Admittedly, Atrenta has a vested interest in the seminar: they are promoting a formal verification tool that inspects clock crossings. But the sponsors kindly confined product discussion to a module at the end of the event, and let their own area expert, product director Shaker Sarwary, and a real customer, Broadcom principal design engineer Surya Hotha, discuss the issues.
Hotha’s brief presentation nicely underlined the importance of clock-domain crossings (CDCs) to a design manager. He said "We have found CDCs to be a major cause of respins. They are very hard to isolate systematically, or even to detect by manual inspection. For example, a recent design had 5 million gates and more than 30 clock domains. At that scale manual inspection becomes impractical."
Sarwary talked in more detail about the problem with CDCs. As a generalization, the problem occurs when a signal flows from one clock domain into another, and you cannot guarantee the phase relationship between the two clocks. If you don’t know the phase relationship you cannot guarantee that the arriving signal will satisfy the set-up and hold requirements of the first register it encounters in the other domain. This causes two quite different sorts of problems, according to Sarwary.
First and most obviously, it raises the potential for metastability. If you have a timing violation on a particular clock cycle, the data at the register input could be in between logic levels when the clock edge hits the register. The result could be a zero, a one, or a damped oscillation that could settle to either value, but usually, Sarwary said, to zero. Only SPICE could predict for a given net loading, a given driver, given clock edge, and exact timing, what the register will actually do. So in short, you may or may not end up with the same thing latched into the register that you applied to the input, on that one particular cycle where the two clocks were in just the wrong relationship.

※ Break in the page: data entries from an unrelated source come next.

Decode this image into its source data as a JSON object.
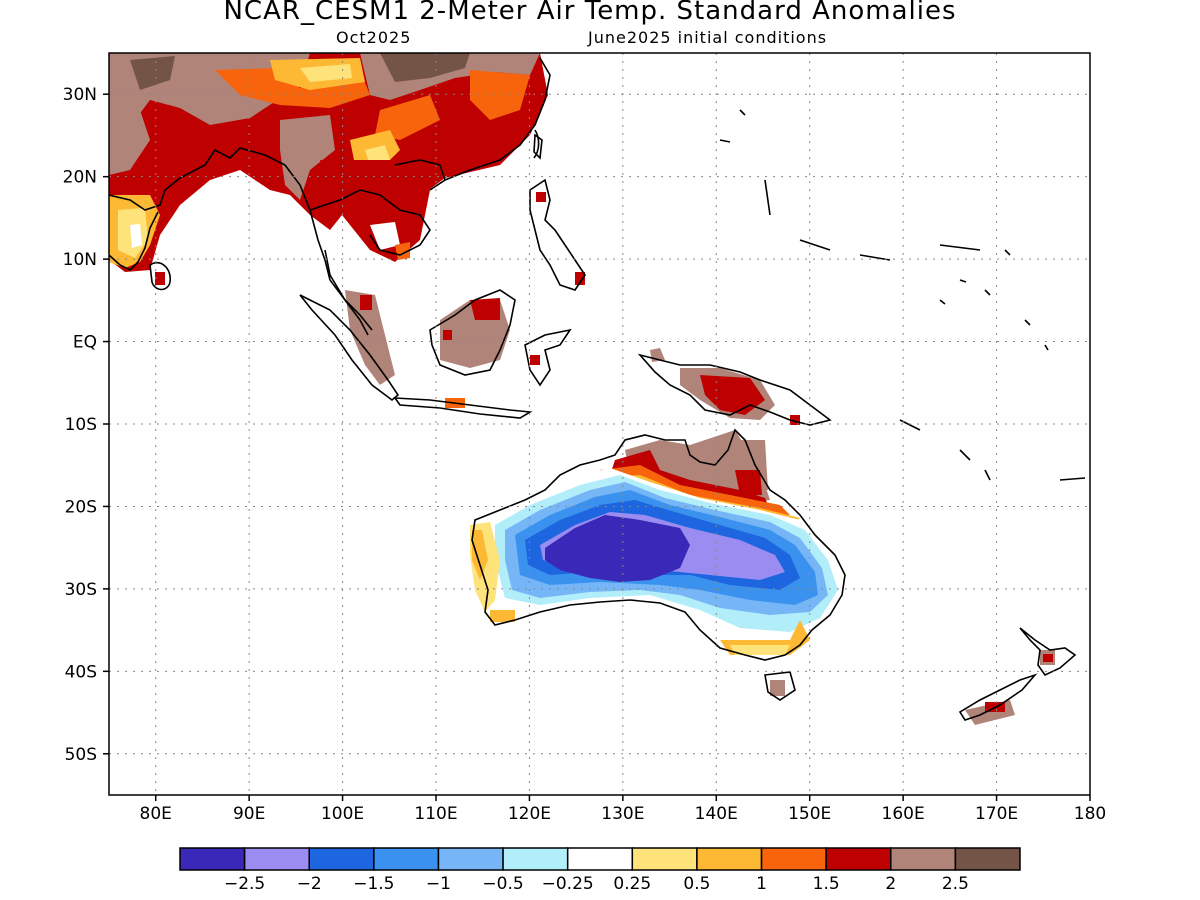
{
  "header": {
    "title": "NCAR_CESM1 2-Meter Air Temp. Standard Anomalies",
    "valid_month": "Oct2025",
    "init": "June2025 initial conditions"
  },
  "map": {
    "lon_range": [
      75,
      180
    ],
    "lat_range": [
      -55,
      35
    ],
    "lon_ticks": [
      {
        "v": 80,
        "label": "80E"
      },
      {
        "v": 90,
        "label": "90E"
      },
      {
        "v": 100,
        "label": "100E"
      },
      {
        "v": 110,
        "label": "110E"
      },
      {
        "v": 120,
        "label": "120E"
      },
      {
        "v": 130,
        "label": "130E"
      },
      {
        "v": 140,
        "label": "140E"
      },
      {
        "v": 150,
        "label": "150E"
      },
      {
        "v": 160,
        "label": "160E"
      },
      {
        "v": 170,
        "label": "170E"
      },
      {
        "v": 180,
        "label": "180"
      }
    ],
    "lat_ticks": [
      {
        "v": 30,
        "label": "30N"
      },
      {
        "v": 20,
        "label": "20N"
      },
      {
        "v": 10,
        "label": "10N"
      },
      {
        "v": 0,
        "label": "EQ"
      },
      {
        "v": -10,
        "label": "10S"
      },
      {
        "v": -20,
        "label": "20S"
      },
      {
        "v": -30,
        "label": "30S"
      },
      {
        "v": -40,
        "label": "40S"
      },
      {
        "v": -50,
        "label": "50S"
      }
    ],
    "grid": "dotted",
    "anomaly_regions": [
      {
        "region": "India / Tibet / South China",
        "max_level": "2 to 2.5+"
      },
      {
        "region": "Indochina",
        "max_level": "1.5 to 2.5"
      },
      {
        "region": "Sumatra / Borneo",
        "max_level": "1.5 to 2.5+"
      },
      {
        "region": "New Guinea",
        "max_level": "1.5 to 2.5"
      },
      {
        "region": "Northern Australia",
        "max_level": "1.5 to 2.5"
      },
      {
        "region": "Central Australia",
        "min_level": "-2.5 or below"
      },
      {
        "region": "Southeast Australia / Tasmania",
        "max_level": "0.25 to 2.5"
      },
      {
        "region": "New Zealand",
        "max_level": "1.5 to 2.5+"
      }
    ]
  },
  "colorbar": {
    "colors": [
      "#3a28b8",
      "#9b8cf2",
      "#1e66e0",
      "#3a92ee",
      "#76b6f6",
      "#b2eefa",
      "#ffffff",
      "#fee27a",
      "#fdb934",
      "#f8640c",
      "#bf0000",
      "#b08478",
      "#735447"
    ],
    "labels": [
      "-2.5",
      "-2",
      "-1.5",
      "-1",
      "-0.5",
      "-0.25",
      "0.25",
      "0.5",
      "1",
      "1.5",
      "2",
      "2.5"
    ]
  }
}
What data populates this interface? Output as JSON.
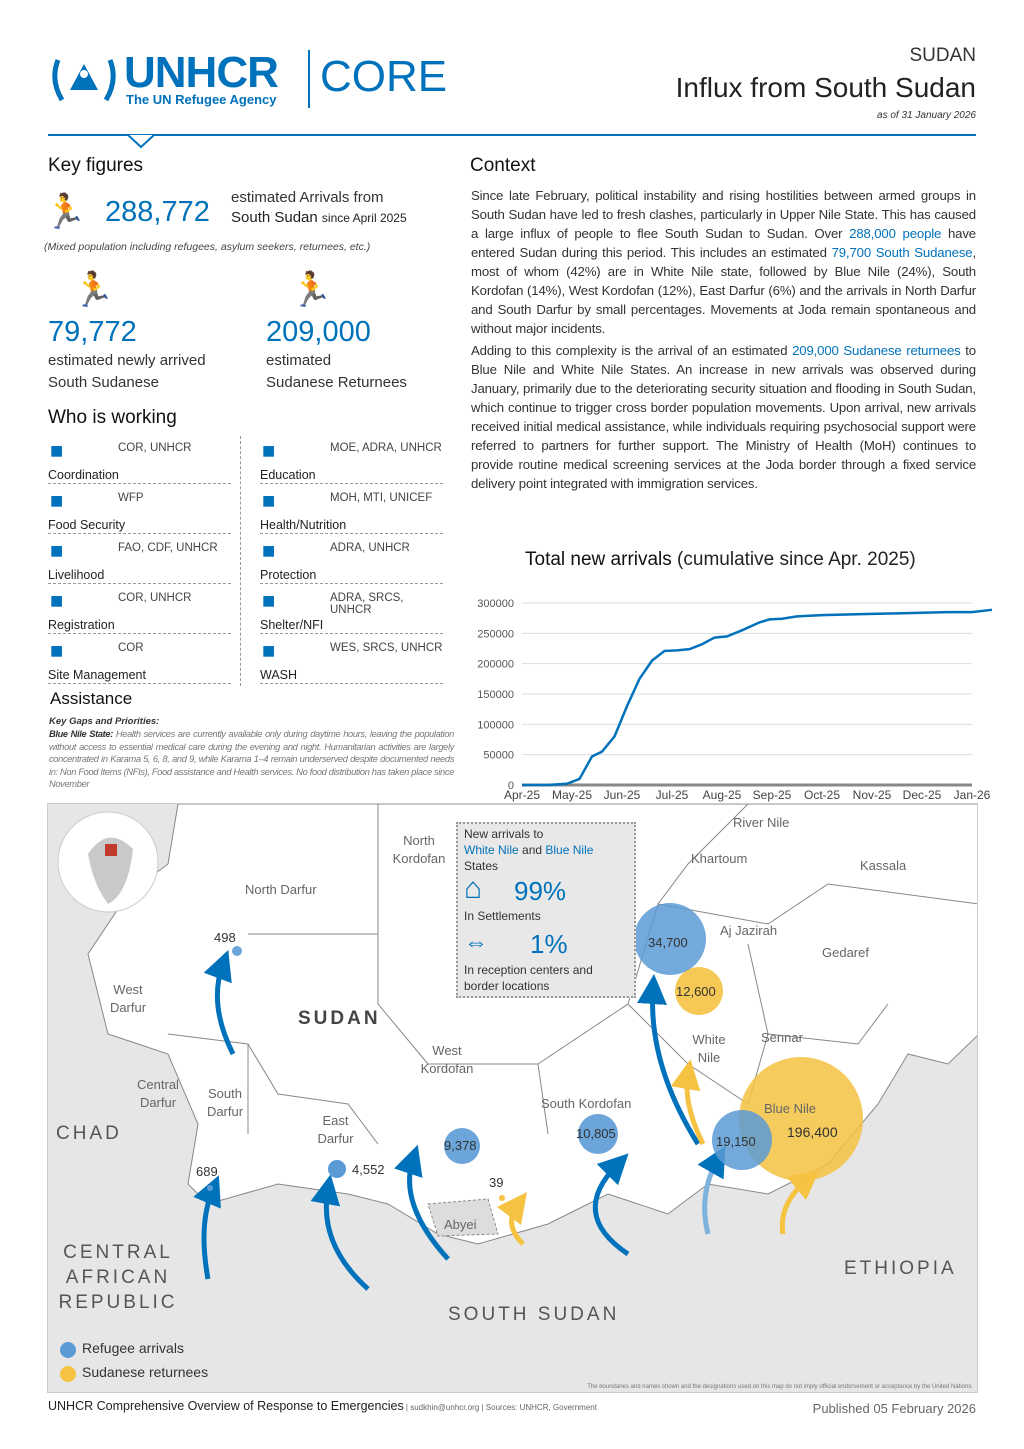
{
  "header": {
    "logo_main": "UNHCR",
    "logo_sub": "The UN Refugee Agency",
    "logo_product": "CORE",
    "country": "SUDAN",
    "title": "Influx from South Sudan",
    "date": "as of 31 January 2026"
  },
  "key_figures": {
    "title": "Key figures",
    "total_value": "288,772",
    "total_label1": "estimated Arrivals from",
    "total_label2": "South Sudan",
    "total_label3": "since April 2025",
    "total_note": "(Mixed population including refugees, asylum seekers, returnees, etc.)",
    "refugees_value": "79,772",
    "refugees_label1": "estimated newly arrived",
    "refugees_label2": "South Sudanese",
    "returnees_value": "209,000",
    "returnees_label1": "estimated",
    "returnees_label2": "Sudanese Returnees"
  },
  "who": {
    "title": "Who is working",
    "items": [
      {
        "label": "Coordination",
        "orgs": "COR, UNHCR",
        "icon": "coordination-icon"
      },
      {
        "label": "Education",
        "orgs": "MOE, ADRA, UNHCR",
        "icon": "education-icon"
      },
      {
        "label": "Food Security",
        "orgs": "WFP",
        "icon": "food-icon"
      },
      {
        "label": "Health/Nutrition",
        "orgs": "MOH, MTI, UNICEF",
        "icon": "health-icon"
      },
      {
        "label": "Livelihood",
        "orgs": "FAO, CDF, UNHCR",
        "icon": "livelihood-icon"
      },
      {
        "label": "Protection",
        "orgs": "ADRA, UNHCR",
        "icon": "protection-icon"
      },
      {
        "label": "Registration",
        "orgs": "COR, UNHCR",
        "icon": "registration-icon"
      },
      {
        "label": "Shelter/NFI",
        "orgs": "ADRA, SRCS, UNHCR",
        "icon": "shelter-icon"
      },
      {
        "label": "Site Management",
        "orgs": "COR",
        "icon": "site-icon"
      },
      {
        "label": "WASH",
        "orgs": "WES, SRCS, UNHCR",
        "icon": "wash-icon"
      }
    ]
  },
  "assistance": {
    "title": "Assistance",
    "subtitle": "Key Gaps and Priorities:",
    "state": "Blue Nile State:",
    "text": "Health services are currently available only during daytime hours, leaving the population without access to essential medical care during the evening and night. Humanitarian activities are largely concentrated in Karama 5, 6, 8, and 9, while Karama 1–4 remain underserved despite documented needs in: Non Food Items (NFIs), Food assistance and Health services. No food distribution has taken place since November"
  },
  "context": {
    "title": "Context",
    "p1a": "Since late February, political instability and rising hostilities between armed groups in South Sudan have led to fresh clashes, particularly in Upper Nile State. This has caused a large influx of people to flee South Sudan to Sudan. Over ",
    "p1b": "288,000 people",
    "p1c": " have entered Sudan during this period. This includes an estimated ",
    "p1d": "79,700 South Sudanese",
    "p1e": ", most of whom (42%) are in White Nile state, followed by Blue Nile (24%), South Kordofan (14%), West Kordofan (12%), East Darfur (6%) and the arrivals in North Darfur and South Darfur by small percentages. Movements at Joda remain spontaneous and without major incidents.",
    "p2a": "Adding to this complexity is the arrival of an estimated ",
    "p2b": "209,000 Sudanese returnees",
    "p2c": " to Blue Nile and White Nile States. An increase in new arrivals was observed during January, primarily due to the deteriorating security situation and flooding in South Sudan, which continue to trigger cross border population movements. Upon arrival, new arrivals received initial medical assistance, while individuals requiring psychosocial support were referred to partners for further support. The Ministry of Health (MoH) continues to provide routine medical screening services at the Joda border through a fixed service delivery point integrated with immigration services."
  },
  "chart_data": {
    "type": "line",
    "title_bold": "Total  new arrivals",
    "title_rest": " (cumulative since Apr. 2025)",
    "xlabel": "",
    "ylabel": "",
    "ylim": [
      0,
      300000
    ],
    "yticks": [
      "0",
      "50000",
      "100000",
      "150000",
      "200000",
      "250000",
      "300000"
    ],
    "categories": [
      "Apr-25",
      "May-25",
      "Jun-25",
      "Jul-25",
      "Aug-25",
      "Sep-25",
      "Oct-25",
      "Nov-25",
      "Dec-25",
      "Jan-26"
    ],
    "series": [
      {
        "name": "Total new arrivals",
        "color": "#0072bc",
        "points": [
          [
            0,
            0
          ],
          [
            0.5,
            0
          ],
          [
            0.9,
            2000
          ],
          [
            1.15,
            10000
          ],
          [
            1.4,
            47000
          ],
          [
            1.6,
            55000
          ],
          [
            1.85,
            80000
          ],
          [
            2.1,
            130000
          ],
          [
            2.35,
            175000
          ],
          [
            2.6,
            205000
          ],
          [
            2.85,
            221000
          ],
          [
            3.1,
            222000
          ],
          [
            3.35,
            224000
          ],
          [
            3.6,
            232000
          ],
          [
            3.85,
            243000
          ],
          [
            4.1,
            245000
          ],
          [
            4.4,
            255000
          ],
          [
            4.75,
            268000
          ],
          [
            4.95,
            273000
          ],
          [
            5.2,
            274000
          ],
          [
            5.5,
            278000
          ],
          [
            6,
            280000
          ],
          [
            6.5,
            281000
          ],
          [
            7,
            282000
          ],
          [
            7.5,
            283000
          ],
          [
            8,
            284000
          ],
          [
            8.5,
            285000
          ],
          [
            9,
            285000
          ],
          [
            9.4,
            288772
          ]
        ]
      }
    ]
  },
  "map": {
    "inset": {
      "title": "New arrivals to",
      "wn": "White Nile",
      "and": " and ",
      "bn": "Blue Nile",
      "states": "States",
      "pct1": "99%",
      "lab1": "In Settlements",
      "pct2": "1%",
      "lab2": "In reception centers and border locations"
    },
    "regions": [
      "North Kordofan",
      "River Nile",
      "Khartoum",
      "Kassala",
      "North Darfur",
      "Aj Jazirah",
      "Gedaref",
      "West Darfur",
      "White Nile",
      "Sennar",
      "West Kordofan",
      "Central Darfur",
      "South Darfur",
      "South Kordofan",
      "Blue Nile",
      "East Darfur",
      "Abyei"
    ],
    "countries": [
      "SUDAN",
      "CHAD",
      "CENTRAL AFRICAN REPUBLIC",
      "SOUTH SUDAN",
      "ETHIOPIA"
    ],
    "values": [
      "498",
      "689",
      "4,552",
      "9,378",
      "10,805",
      "34,700",
      "19,150",
      "12,600",
      "196,400",
      "39"
    ],
    "legend": {
      "refugee": "Refugee arrivals",
      "returnee": "Sudanese returnees"
    },
    "disclaimer": "The boundaries and names shown and the designations used on this map do not imply official endorsement or acceptance by the United Nations.",
    "colors": {
      "refugee": "#5b9bd5",
      "returnee": "#f5c242",
      "land": "#e6e6e6",
      "sudan": "#ffffff"
    }
  },
  "footer": {
    "left": "UNHCR Comprehensive Overview of Response to Emergencies",
    "contact": " | sudkhin@unhcr.org | Sources: UNHCR, Government",
    "published": "Published 05 February 2026"
  }
}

This is true even though the delay between the last register in one domain and the first register in the next domain is less than the period of either clock. So neither static timing analysis nor functional simulation is going to catch the problem. And the exact relationship between clocks that permits metastability might only occur once every few billion cycles, on the average, so the problem could also escape silicon characterization, wafer sort, and final test. This creates the worst-case situation of a design error that first appears as a field reliability problem.
Sarwary described a number of strategies to attack the problem. You can use two flipflops in series, both running on the clock of the receiving domain. This prevents the metastability from being propagated beyond the initial flop, but it does not guarantee that the either flipflop has the correct value in it. To ensure that the second flipflop ends up with the correct data, you have to stretch the data pulse coming into the block so that it lasts longer then one receiving-block clock cycle.
But that doesn’t solve the problem if we are talking about a parallel set of signals rather than an isolated signal. Unless the parallel word is Gray-coded correctly (and Sarwary demonstrated one really elegant way to screw up Gray Code), the uncertainty in when the receiving register will settle to the correct value for each bit could cause wrong data to be received. Sarwary went on to describe increasingly ambitious schemes for resolving the problem, including handshaking interfaces across the clock domain boundary and use of FIFOs in conjunction with these techniques.
The second problem Sarwary covered is more insidious. Because most synthesis, power-optimization, and test-insertion tools assume that the circuit is entirely synchronous, sometimes these tools will create structures that permit transients to exist between clock pulses. Some optimizing synthesis tools will create structures that have race conditions, for example, as long as the races are resolved before the next clock edge. But if one of these structures lies between the last register in one clock domain and the first register in the next domain, it is possible for these transients to be latched on the other side of the CDC, creating an error. In addition, some optimization tools will carefully remove anti-metastability provisions that the designer has put in, since they do not appear to contribute to the function of the circuit. For this reason, Sarwary said and Hotha agreed, it is necessary to inspect the design for CDC problems not only at RTL, but at the post-tinkering netlist level as well.
All in all, the message was that CDC errors are potential chip-killers, are easy to create—even automatically courtesy of well-meaning design tools—and are marvelously hard to detect. Whether your methodology uses formal tools to inspect CDCs, or whether you have in place a review process that requires specific structures on each CDC, clearly you have to do something about the issue.